Notes for contributors

It’s easy to find datasets online. What’s more difficult is finding quality datasets that are suitable for specific training and development needs. On Real World Data Science we aim to solve that problem.

Our Datasets section will provide a curated list of recommended datasets along with detailed notes and guidance on what each dataset contains, how it is structured, and how best to make use of it. In particular, we want to highlight messy rather than pristine datasets – ones that capture the imperfections and oddities found in real-world data – so that users can practice not only data analysis and modelling, but data cleaning and preparation too!

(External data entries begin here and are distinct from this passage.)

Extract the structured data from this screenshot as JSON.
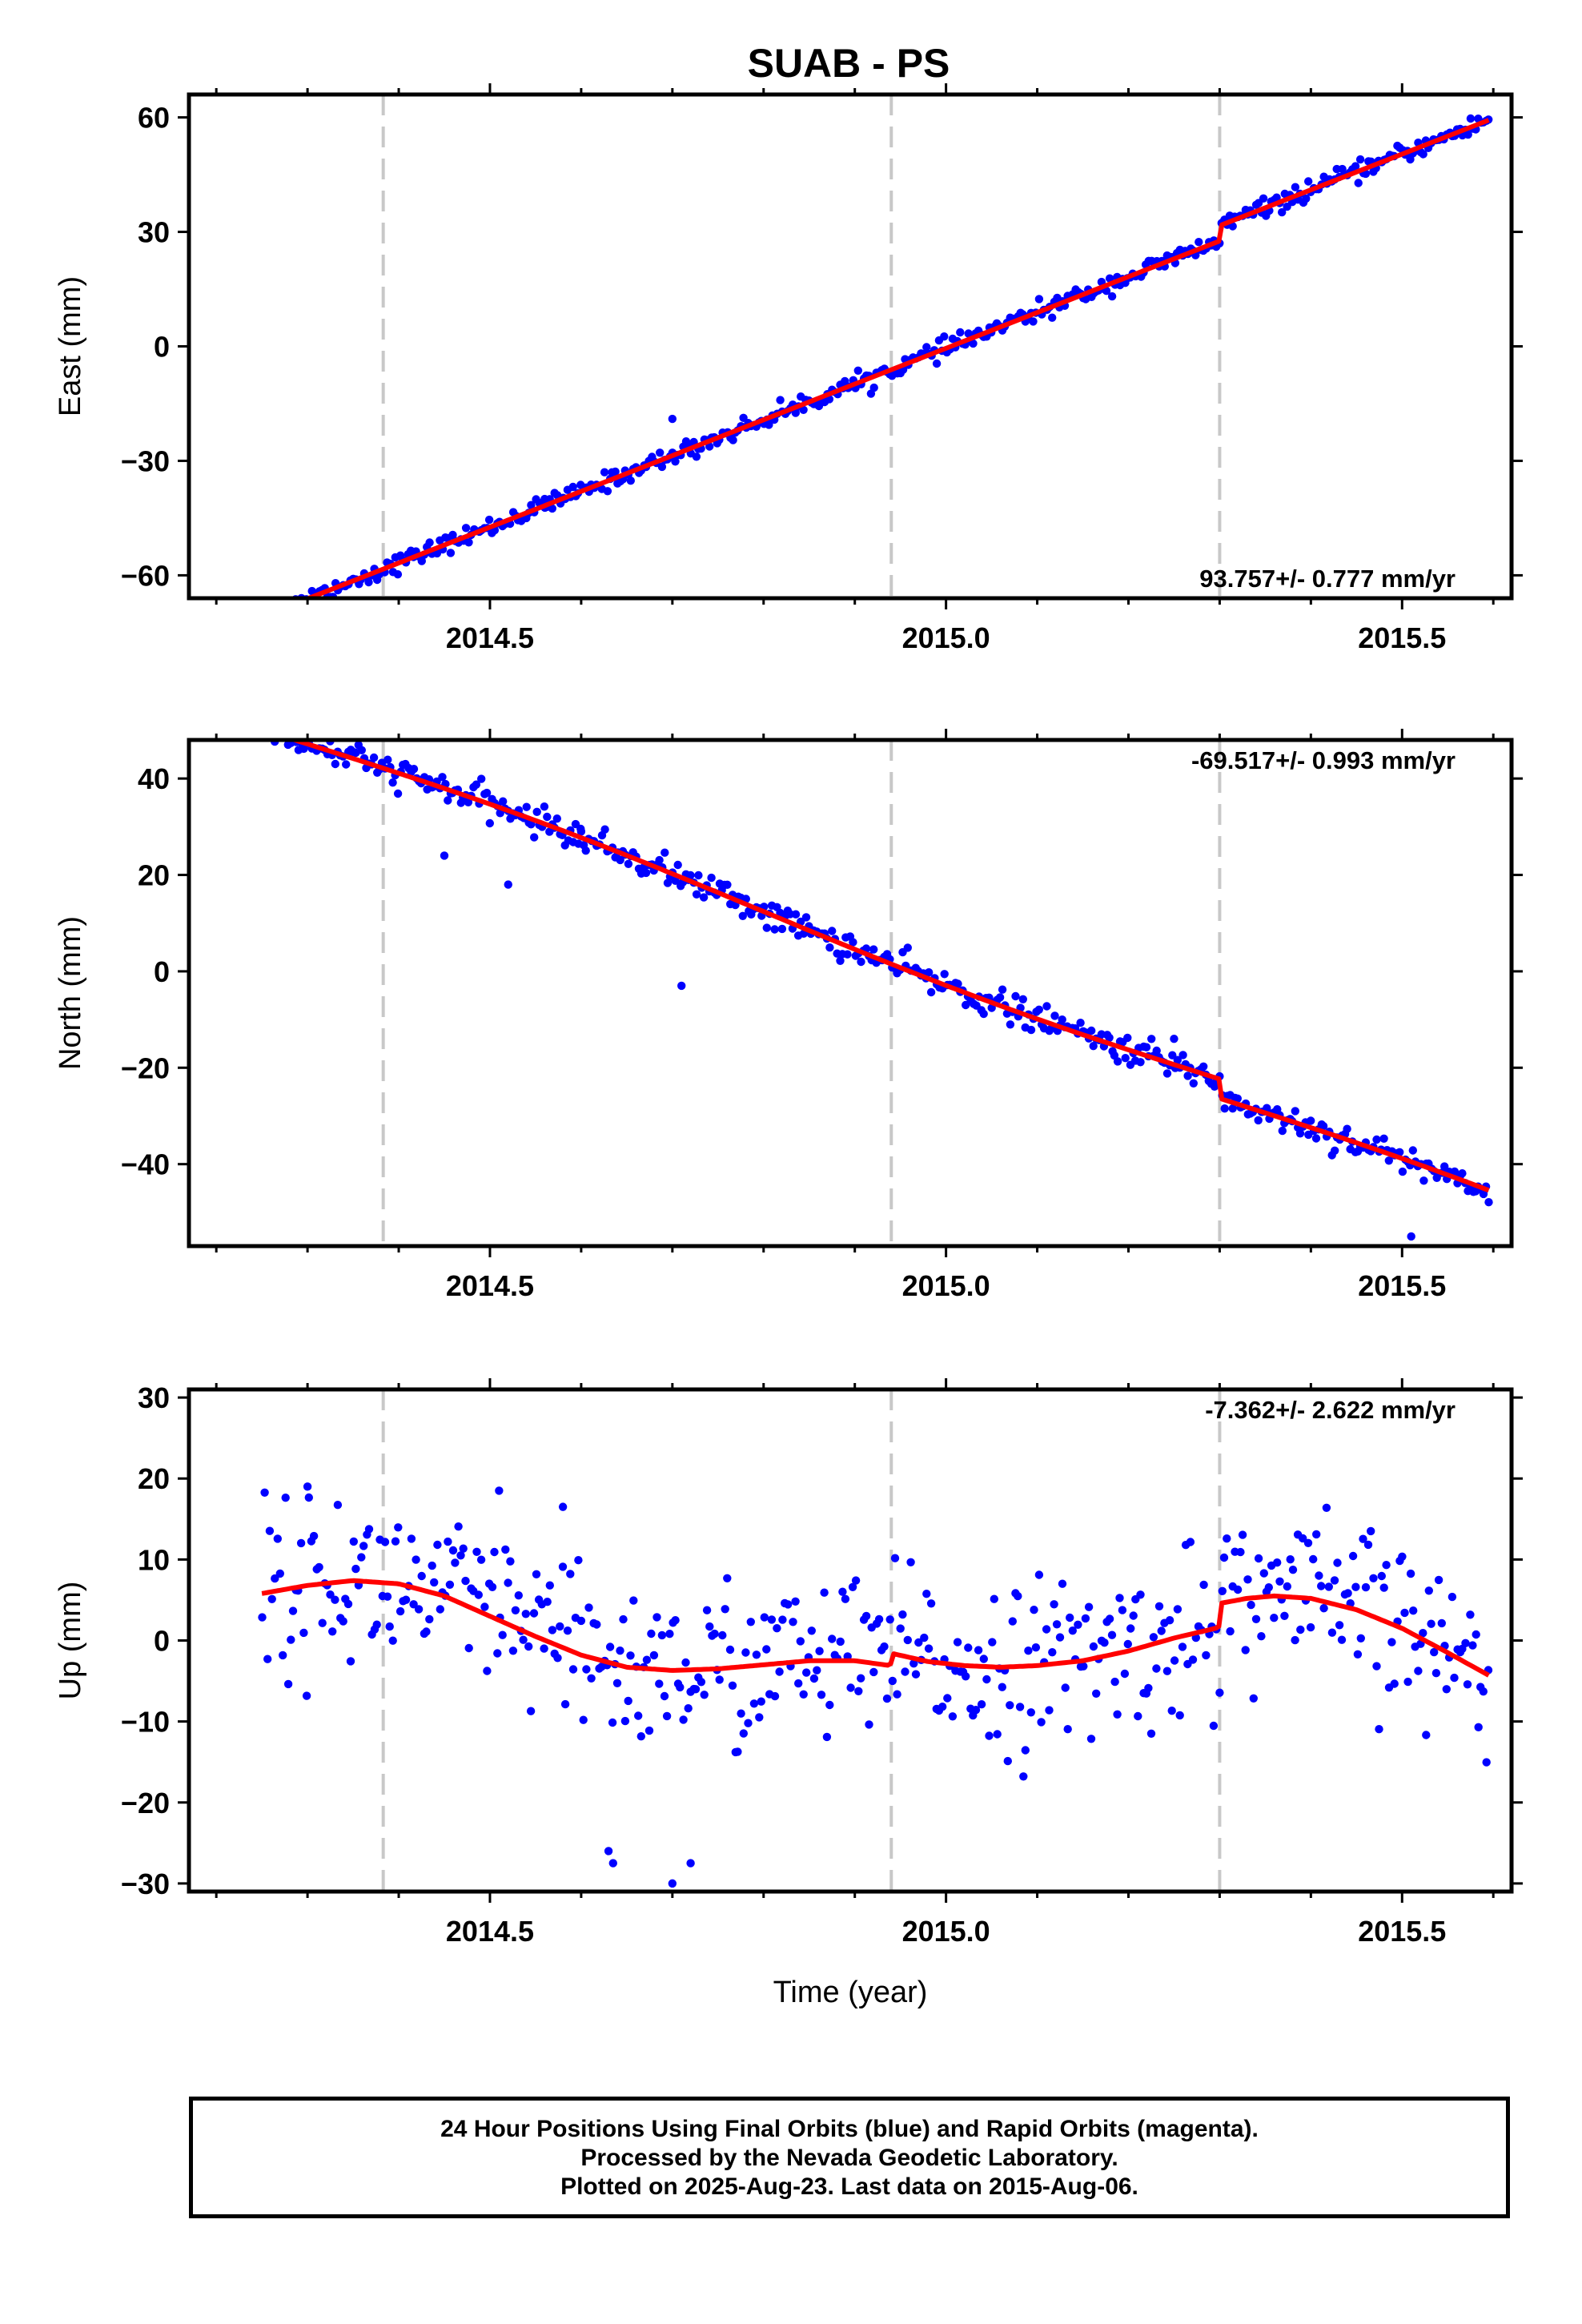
{
  "title": "SUAB - PS",
  "footer": {
    "line1": "24 Hour Positions Using Final Orbits (blue) and Rapid Orbits (magenta).",
    "line2": "Processed by the Nevada Geodetic Laboratory.",
    "line3": "Plotted on 2025-Aug-23. Last data on 2015-Aug-06."
  },
  "colors": {
    "data_points": "#0000ff",
    "model_fit": "#ff0000",
    "event_lines": "#c8c8c8"
  },
  "chart_data": [
    {
      "type": "scatter",
      "ylabel": "East (mm)",
      "xlabel": "",
      "xlim": [
        2014.17,
        2015.62
      ],
      "ylim": [
        -66,
        66
      ],
      "xticks": [
        "2014.5",
        "2015.0",
        "2015.5"
      ],
      "yticks": [
        -60,
        -30,
        0,
        30,
        60
      ],
      "ytick_labels": [
        "−60",
        "−30",
        "0",
        "30",
        "60"
      ],
      "rate_annotation": "93.757+/- 0.777 mm/yr",
      "rate_position": "bottom-right",
      "event_lines_x": [
        2014.383,
        2014.94,
        2015.3
      ],
      "trend": {
        "slope_mm_per_yr": 93.757,
        "value_at_2015": 1.5
      },
      "offsets": [
        {
          "x": 2015.3,
          "dy": 4
        }
      ],
      "scatter_sd_mm": 1.2,
      "seasonal_amp_mm": 0,
      "outliers": [
        {
          "x": 2014.56,
          "y": -40
        },
        {
          "x": 2014.7,
          "y": -19
        }
      ],
      "x_range": [
        2014.25,
        2015.595
      ]
    },
    {
      "type": "scatter",
      "ylabel": "North (mm)",
      "xlabel": "",
      "xlim": [
        2014.17,
        2015.62
      ],
      "ylim": [
        -57,
        48
      ],
      "xticks": [
        "2014.5",
        "2015.0",
        "2015.5"
      ],
      "yticks": [
        -40,
        -20,
        0,
        20,
        40
      ],
      "ytick_labels": [
        "−40",
        "−20",
        "0",
        "20",
        "40"
      ],
      "rate_annotation": "-69.517+/- 0.993 mm/yr",
      "rate_position": "top-right",
      "event_lines_x": [
        2014.383,
        2014.94,
        2015.3
      ],
      "trend": {
        "slope_mm_per_yr": -69.517,
        "value_at_2015": -3.5
      },
      "offsets": [
        {
          "x": 2015.3,
          "dy": -4
        }
      ],
      "scatter_sd_mm": 1.5,
      "seasonal_amp_mm": 1.5,
      "outliers": [
        {
          "x": 2014.71,
          "y": -3
        },
        {
          "x": 2015.25,
          "y": -14
        },
        {
          "x": 2015.51,
          "y": -55
        },
        {
          "x": 2014.45,
          "y": 24
        },
        {
          "x": 2014.6,
          "y": 29
        },
        {
          "x": 2014.52,
          "y": 18
        }
      ],
      "x_range": [
        2014.25,
        2015.595
      ]
    },
    {
      "type": "scatter",
      "ylabel": "Up (mm)",
      "xlabel": "Time (year)",
      "xlim": [
        2014.17,
        2015.62
      ],
      "ylim": [
        -31,
        31
      ],
      "xticks": [
        "2014.5",
        "2015.0",
        "2015.5"
      ],
      "yticks": [
        -30,
        -20,
        -10,
        0,
        10,
        20,
        30
      ],
      "ytick_labels": [
        "−30",
        "−20",
        "−10",
        "0",
        "10",
        "20",
        "30"
      ],
      "rate_annotation": "-7.362+/- 2.622 mm/yr",
      "rate_position": "top-right",
      "event_lines_x": [
        2014.383,
        2014.94,
        2015.3
      ],
      "fit_curve": [
        [
          2014.25,
          5.8
        ],
        [
          2014.3,
          6.8
        ],
        [
          2014.35,
          7.4
        ],
        [
          2014.4,
          7.0
        ],
        [
          2014.45,
          5.5
        ],
        [
          2014.5,
          3.0
        ],
        [
          2014.55,
          0.5
        ],
        [
          2014.6,
          -1.8
        ],
        [
          2014.65,
          -3.3
        ],
        [
          2014.7,
          -3.7
        ],
        [
          2014.75,
          -3.5
        ],
        [
          2014.8,
          -3.0
        ],
        [
          2014.85,
          -2.5
        ],
        [
          2014.9,
          -2.5
        ],
        [
          2014.939,
          -3.1
        ],
        [
          2014.941,
          -1.6
        ],
        [
          2014.98,
          -2.6
        ],
        [
          2015.02,
          -3.1
        ],
        [
          2015.06,
          -3.3
        ],
        [
          2015.1,
          -3.1
        ],
        [
          2015.15,
          -2.5
        ],
        [
          2015.2,
          -1.3
        ],
        [
          2015.25,
          0.3
        ],
        [
          2015.299,
          1.6
        ],
        [
          2015.301,
          4.6
        ],
        [
          2015.33,
          5.2
        ],
        [
          2015.36,
          5.5
        ],
        [
          2015.4,
          5.2
        ],
        [
          2015.45,
          3.8
        ],
        [
          2015.5,
          1.5
        ],
        [
          2015.55,
          -1.5
        ],
        [
          2015.595,
          -4.3
        ]
      ],
      "scatter_sd_mm": 5.2,
      "outliers": [
        {
          "x": 2014.63,
          "y": -26
        },
        {
          "x": 2014.635,
          "y": -27.5
        },
        {
          "x": 2014.7,
          "y": -30
        },
        {
          "x": 2014.72,
          "y": -27.5
        },
        {
          "x": 2014.3,
          "y": 19
        },
        {
          "x": 2014.51,
          "y": 18.5
        },
        {
          "x": 2014.58,
          "y": 16.5
        }
      ],
      "x_range": [
        2014.25,
        2015.595
      ]
    }
  ]
}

If you have a dataset to recommend, your submission must cover the following areas:

  • Dataset name
  • Link to source
  • What data science tasks/methods can this dataset be used to demonstrate?
  • Have you used this dataset for your own teaching/learning? (see Advice and recommendations below)
  • Why was the dataset originally created?
  • When was it created?
  • Who created it?
  • Licences/restrictions?
  • Size of dataset
  • Data types/description
  • Real/synthetic data?

Advice and recommendations

Help others to make good use of your recommended dataset. If you’ve had experience using a recommended dataset for your own teaching and learning, please consider creating an exercise for platform users to complete. If you encountered the dataset as part of a training course, competition or exercise created by a third party, make sure to give them a namecheck.